南アで発見の初期人類化石、進化の「ミッシングリンク」と研究者

人類進化の「ミッシングリンク」、南アで発見

(CNN) 2008年に南アフリカで見つかった200万年前の初期人類の化石について、研究者らはこのほど、人類進化の歴史の中にできた欠落部分を埋める「ミッシングリンク(失われた環)」に該当すると確認した。初期人類とその祖先をつなぐ存在で、当時の人類はまだ樹木の間を移動していたことが証明できるという。

アウストラロピテクス・セディバと呼ばれるこの化石は、南アフリカの著名な人類化石遺跡群であるマラパ洞窟で、9歳の少年によって偶然発見された。見つかったのは男性と女性の骨格の一部。発見以来、学界では最初期の人類とそれ以前の猿人との間をつなぐミッシングリンクなのかどうかについて、議論が巻き起こっていた。

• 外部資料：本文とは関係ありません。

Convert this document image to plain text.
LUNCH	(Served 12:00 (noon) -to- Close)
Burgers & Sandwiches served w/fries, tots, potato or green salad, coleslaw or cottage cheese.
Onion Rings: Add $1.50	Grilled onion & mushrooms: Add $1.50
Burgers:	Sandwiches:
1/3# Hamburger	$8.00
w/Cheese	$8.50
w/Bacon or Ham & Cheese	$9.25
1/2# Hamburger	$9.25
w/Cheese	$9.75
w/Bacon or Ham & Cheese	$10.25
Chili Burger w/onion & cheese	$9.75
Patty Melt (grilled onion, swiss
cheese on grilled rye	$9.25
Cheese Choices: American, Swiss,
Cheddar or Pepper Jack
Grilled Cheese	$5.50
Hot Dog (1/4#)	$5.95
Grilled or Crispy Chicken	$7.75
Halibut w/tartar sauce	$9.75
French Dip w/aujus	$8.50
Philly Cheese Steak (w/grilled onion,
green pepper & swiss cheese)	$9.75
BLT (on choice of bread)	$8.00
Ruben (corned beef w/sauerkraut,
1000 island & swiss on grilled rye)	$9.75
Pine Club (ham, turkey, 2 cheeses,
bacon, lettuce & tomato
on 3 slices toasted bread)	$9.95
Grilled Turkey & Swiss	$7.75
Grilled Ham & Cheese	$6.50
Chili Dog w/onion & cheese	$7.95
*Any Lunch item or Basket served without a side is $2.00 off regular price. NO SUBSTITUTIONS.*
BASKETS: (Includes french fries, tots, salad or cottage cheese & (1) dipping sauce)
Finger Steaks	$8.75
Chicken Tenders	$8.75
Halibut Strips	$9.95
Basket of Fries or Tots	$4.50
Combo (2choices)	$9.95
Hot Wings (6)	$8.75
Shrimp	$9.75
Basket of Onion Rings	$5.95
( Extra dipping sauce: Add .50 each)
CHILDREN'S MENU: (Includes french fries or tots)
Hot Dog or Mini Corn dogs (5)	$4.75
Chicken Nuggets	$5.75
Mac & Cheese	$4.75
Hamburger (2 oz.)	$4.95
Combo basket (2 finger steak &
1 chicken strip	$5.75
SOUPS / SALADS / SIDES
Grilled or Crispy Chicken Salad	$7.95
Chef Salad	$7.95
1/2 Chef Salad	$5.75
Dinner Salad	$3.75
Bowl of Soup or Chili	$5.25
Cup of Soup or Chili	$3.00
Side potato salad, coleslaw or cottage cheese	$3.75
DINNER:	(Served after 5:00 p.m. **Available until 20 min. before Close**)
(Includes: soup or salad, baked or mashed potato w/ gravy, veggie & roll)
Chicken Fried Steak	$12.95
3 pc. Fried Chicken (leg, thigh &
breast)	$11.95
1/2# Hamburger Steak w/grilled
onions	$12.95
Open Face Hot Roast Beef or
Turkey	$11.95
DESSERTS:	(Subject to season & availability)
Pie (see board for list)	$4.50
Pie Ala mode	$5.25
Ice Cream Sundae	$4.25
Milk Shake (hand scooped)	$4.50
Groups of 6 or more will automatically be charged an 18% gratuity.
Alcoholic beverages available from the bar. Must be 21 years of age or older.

新たな研究では、アウストラロピテクス・セディバとヒト属の化石との間に共通する「数多くの特徴」があると指摘。手足を分析したところ、樹上で長時間過ごす生活をしていたとみられる一方、手先は器用で、道具を扱っていたことがうかがえるとしている。

樹上中心の生活となった要因としては、えさを入手しやすい、捕食動物から逃げやすいといった理由が考えられるという。

人類の系統樹上、アウストラロピテクス・セディバは、300万年前の猿人の化石「ルーシー」と、210万~150万年前まで存在し道具を使用していたとみられる初期人類「ホモ・ハビリス」との間を埋める種になる可能性がある。

研究を主導したニューヨーク大学のスコット・ウィリアムズ氏は、「人類進化の重要な転換点に光を当てるものだ」と発見の意義を強調した。